The rules also state that the wood has to come from sustainable forestry practices.

But Caitlin Peale Sloan with the Conservation Law Foundationsays the way the rules are drafted doesn’t go far enough. “If there aren't strong enough standards on these subsidies then it could go to someone burning whole trees for fuel, and that has a huge negative carbon impact,” Peale Sloan said.

Patrick Woodcock of the DOER says these are very strict rules, and the state pays close attention to what the source of the wood is, to ensure that it’s the result of good forestry practices.

At New England Wood Pellet in New Hampshire, the largest company in the area creating this kind of fuel, consultant Charlie Niebling says between 70 and 100 percent of their pellets are made from waste byproduct of manufacturing wood products like lumber, furniture and flooring.

“We buy their sawdust, their chips, their shavings, the stuff that's left over after they make a product, and that material is considered by definition to be sustainably sourced,” Niebling said.  

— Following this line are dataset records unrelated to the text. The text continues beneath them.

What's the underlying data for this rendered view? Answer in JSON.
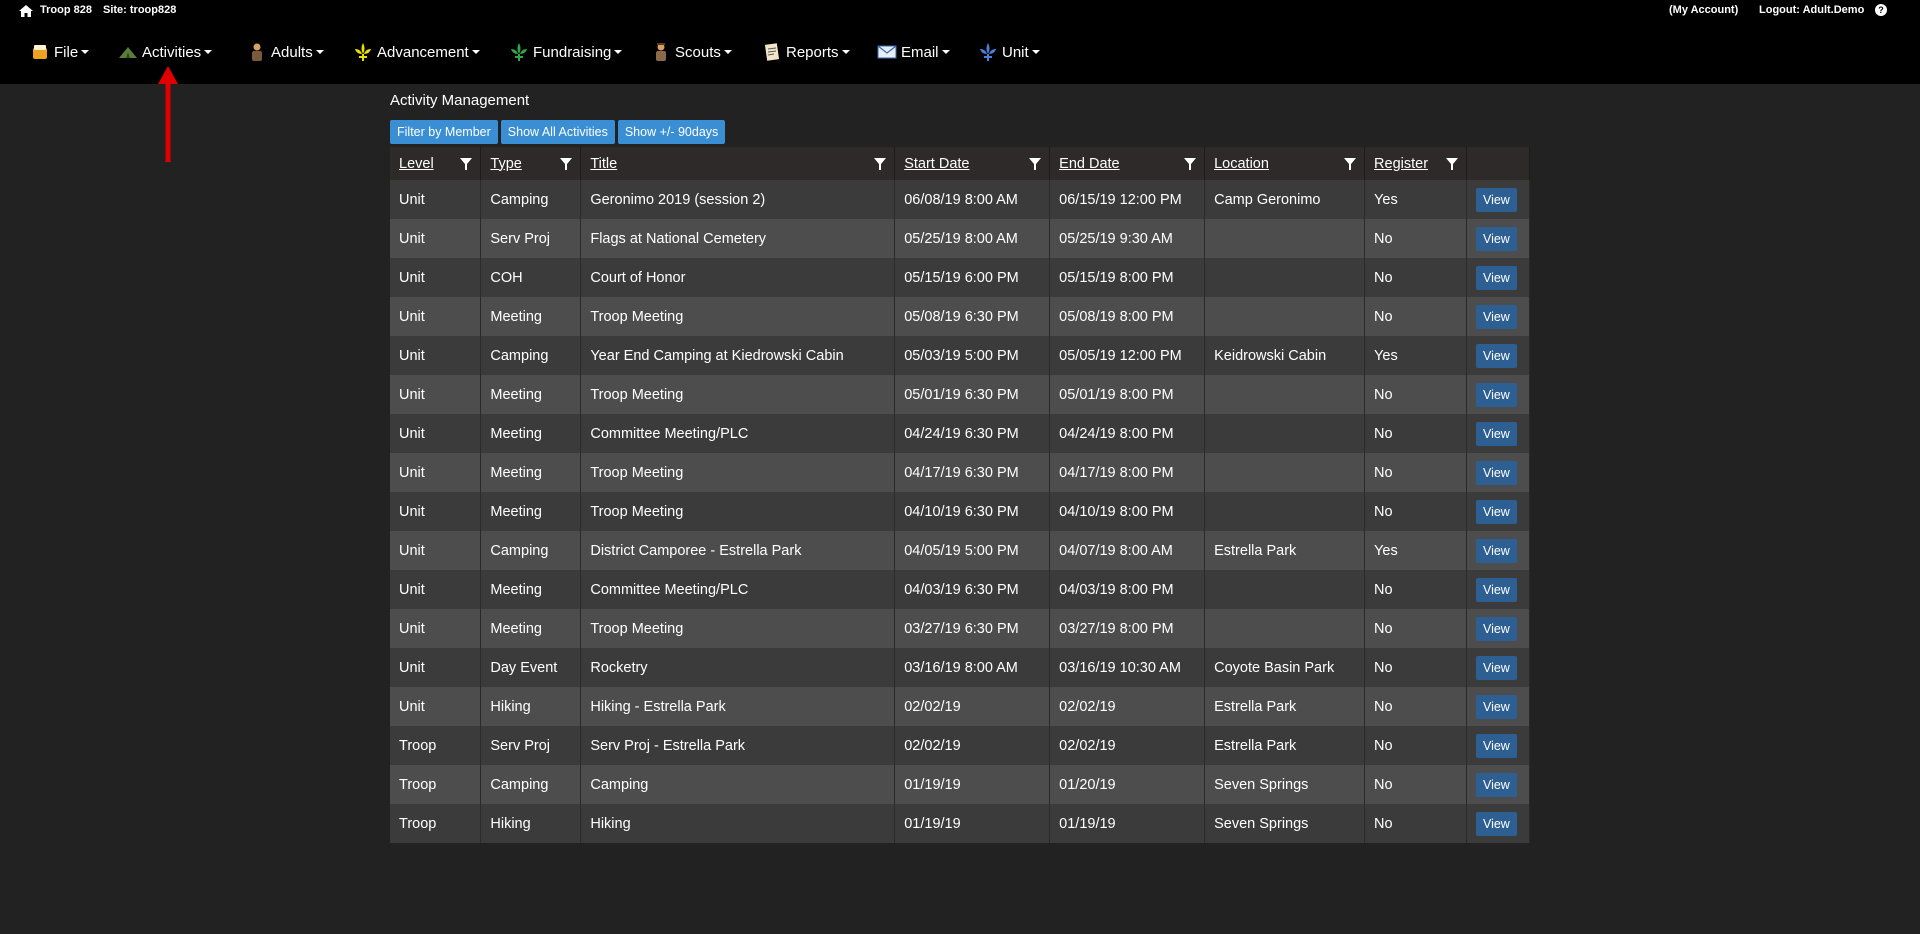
{
  "topline": {
    "troop": "Troop 828",
    "site": "Site: troop828",
    "my_account": "(My Account)",
    "logout": "Logout: Adult.Demo",
    "help": "?"
  },
  "menu": [
    {
      "label": "File",
      "icon": "file-icon"
    },
    {
      "label": "Activities",
      "icon": "activities-icon"
    },
    {
      "label": "Adults",
      "icon": "adults-icon"
    },
    {
      "label": "Advancement",
      "icon": "advancement-icon"
    },
    {
      "label": "Fundraising",
      "icon": "fundraising-icon"
    },
    {
      "label": "Scouts",
      "icon": "scouts-icon"
    },
    {
      "label": "Reports",
      "icon": "reports-icon"
    },
    {
      "label": "Email",
      "icon": "email-icon"
    },
    {
      "label": "Unit",
      "icon": "unit-icon"
    }
  ],
  "page": {
    "title": "Activity Management",
    "buttons": [
      "Filter by Member",
      "Show All Activities",
      "Show +/- 90days"
    ]
  },
  "table": {
    "columns": [
      "Level",
      "Type",
      "Title",
      "Start Date",
      "End Date",
      "Location",
      "Register",
      ""
    ],
    "view_label": "View",
    "rows": [
      [
        "Unit",
        "Camping",
        "Geronimo 2019 (session 2)",
        "06/08/19 8:00 AM",
        "06/15/19 12:00 PM",
        "Camp Geronimo",
        "Yes"
      ],
      [
        "Unit",
        "Serv Proj",
        "Flags at National Cemetery",
        "05/25/19 8:00 AM",
        "05/25/19 9:30 AM",
        "",
        "No"
      ],
      [
        "Unit",
        "COH",
        "Court of Honor",
        "05/15/19 6:00 PM",
        "05/15/19 8:00 PM",
        "",
        "No"
      ],
      [
        "Unit",
        "Meeting",
        "Troop Meeting",
        "05/08/19 6:30 PM",
        "05/08/19 8:00 PM",
        "",
        "No"
      ],
      [
        "Unit",
        "Camping",
        "Year End Camping at Kiedrowski Cabin",
        "05/03/19 5:00 PM",
        "05/05/19 12:00 PM",
        "Keidrowski Cabin",
        "Yes"
      ],
      [
        "Unit",
        "Meeting",
        "Troop Meeting",
        "05/01/19 6:30 PM",
        "05/01/19 8:00 PM",
        "",
        "No"
      ],
      [
        "Unit",
        "Meeting",
        "Committee Meeting/PLC",
        "04/24/19 6:30 PM",
        "04/24/19 8:00 PM",
        "",
        "No"
      ],
      [
        "Unit",
        "Meeting",
        "Troop Meeting",
        "04/17/19 6:30 PM",
        "04/17/19 8:00 PM",
        "",
        "No"
      ],
      [
        "Unit",
        "Meeting",
        "Troop Meeting",
        "04/10/19 6:30 PM",
        "04/10/19 8:00 PM",
        "",
        "No"
      ],
      [
        "Unit",
        "Camping",
        "District Camporee - Estrella Park",
        "04/05/19 5:00 PM",
        "04/07/19 8:00 AM",
        "Estrella Park",
        "Yes"
      ],
      [
        "Unit",
        "Meeting",
        "Committee Meeting/PLC",
        "04/03/19 6:30 PM",
        "04/03/19 8:00 PM",
        "",
        "No"
      ],
      [
        "Unit",
        "Meeting",
        "Troop Meeting",
        "03/27/19 6:30 PM",
        "03/27/19 8:00 PM",
        "",
        "No"
      ],
      [
        "Unit",
        "Day Event",
        "Rocketry",
        "03/16/19 8:00 AM",
        "03/16/19 10:30 AM",
        "Coyote Basin Park",
        "No"
      ],
      [
        "Unit",
        "Hiking",
        "Hiking - Estrella Park",
        "02/02/19",
        "02/02/19",
        "Estrella Park",
        "No"
      ],
      [
        "Troop",
        "Serv Proj",
        "Serv Proj - Estrella Park",
        "02/02/19",
        "02/02/19",
        "Estrella Park",
        "No"
      ],
      [
        "Troop",
        "Camping",
        "Camping",
        "01/19/19",
        "01/20/19",
        "Seven Springs",
        "No"
      ],
      [
        "Troop",
        "Hiking",
        "Hiking",
        "01/19/19",
        "01/19/19",
        "Seven Springs",
        "No"
      ]
    ]
  },
  "colors": {
    "background": "#222222",
    "topbar": "#000000",
    "button": "#3a8fd4",
    "view_button": "#2d5f92",
    "annotation_arrow": "#e00000"
  }
}
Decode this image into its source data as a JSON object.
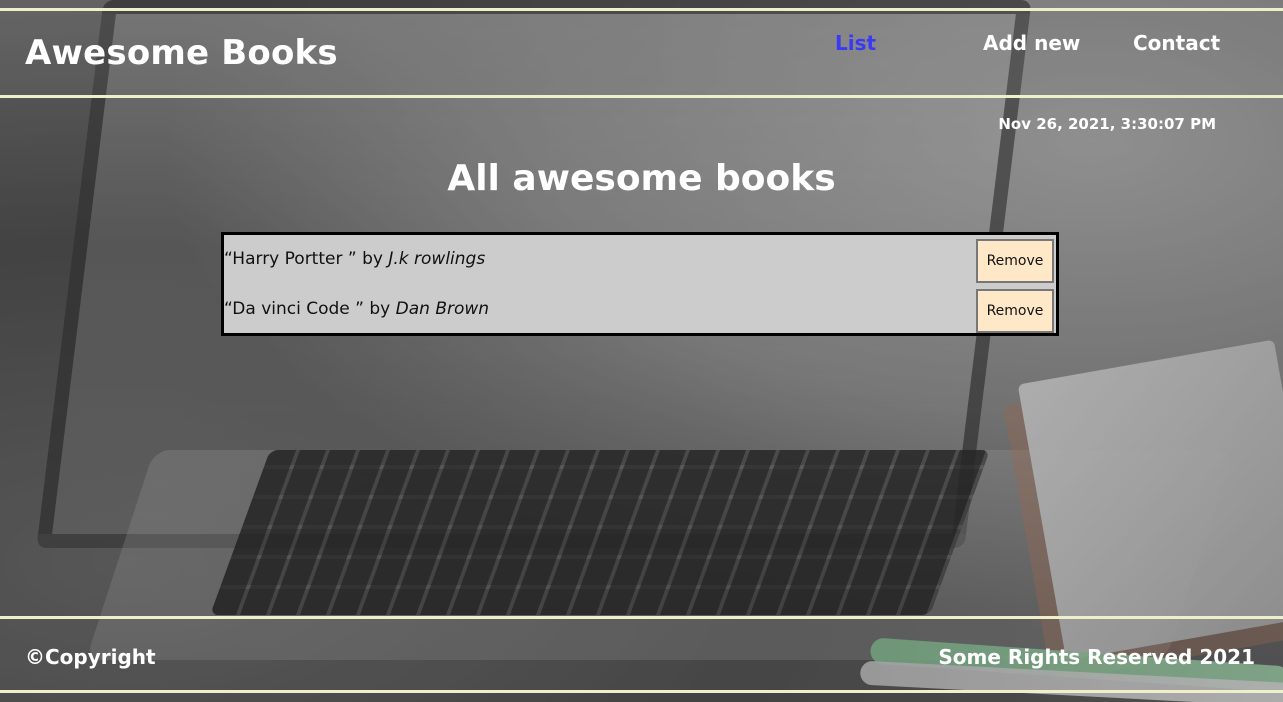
{
  "header": {
    "brand": "Awesome Books",
    "nav": {
      "list": "List",
      "add_new": "Add new",
      "contact": "Contact"
    }
  },
  "datetime": "Nov 26, 2021, 3:30:07 PM",
  "main": {
    "title": "All awesome books",
    "books": [
      {
        "title": "Harry Portter ",
        "by": "by",
        "author": "J.k rowlings",
        "remove_label": "Remove"
      },
      {
        "title": "Da vinci Code ",
        "by": "by",
        "author": "Dan Brown",
        "remove_label": "Remove"
      }
    ]
  },
  "footer": {
    "left": "©Copyright",
    "right": "Some Rights Reserved 2021"
  },
  "colors": {
    "active_nav": "#3a3af3",
    "frame_lines": "#eef0cc",
    "remove_button_bg": "#ffe8c8",
    "list_bg": "#cccccc"
  }
}
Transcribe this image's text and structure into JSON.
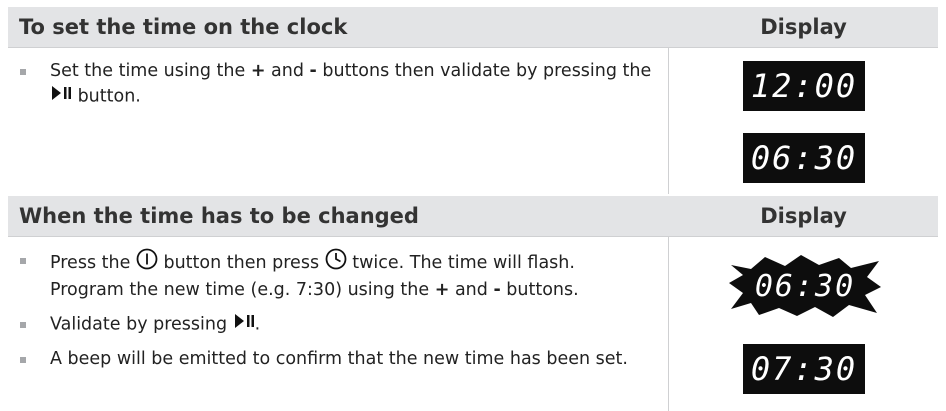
{
  "section1": {
    "title": "To set the time on the clock",
    "display_label": "Display",
    "bullet": {
      "part1": "Set the time using the ",
      "plus": "+",
      "part2": " and ",
      "minus": "-",
      "part3": " buttons then validate by pressing the ",
      "part4": " button."
    },
    "displays": [
      "12:00",
      "06:30"
    ]
  },
  "section2": {
    "title": "When the time has to be changed",
    "display_label": "Display",
    "bullet1": {
      "part1": "Press the ",
      "part2": " button then press ",
      "part3": " twice. The time will flash. Program the new time (e.g. 7:30) using the ",
      "plus": "+",
      "part4": " and ",
      "minus": "-",
      "part5": " buttons."
    },
    "bullet2": {
      "part1": "Validate by pressing ",
      "part2": "."
    },
    "bullet3": "A beep will be emitted to confirm that the new time has been set.",
    "displays": [
      "06:30",
      "07:30"
    ]
  },
  "icons": {
    "play_pause": "play-pause-icon",
    "power": "power-icon",
    "clock": "clock-icon"
  },
  "colors": {
    "header_bg": "#e3e4e6",
    "lcd_bg": "#0d0d0d",
    "bullet": "#a5a7aa"
  }
}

A small amount comes from timber harvesting here in New England, Niebling adds. But he says that comes from carefully regulated harvests with good forestry operations.

“I think with the safeguards that are in place through this regulation and through the forest harvesting regulations in the state of Massachusetts, I don't think people need to be concerned that this incentive is somehow going to result in widespread deforestation,” Niebling said. “It’s simply not going to happen.”

Patrick Woodcock of the state DOER actually suggested that the rule change could result in more healthy forests in Massachusetts, because if there’s a market here for forest products, people who own forests might be less inclined to sell them off for development.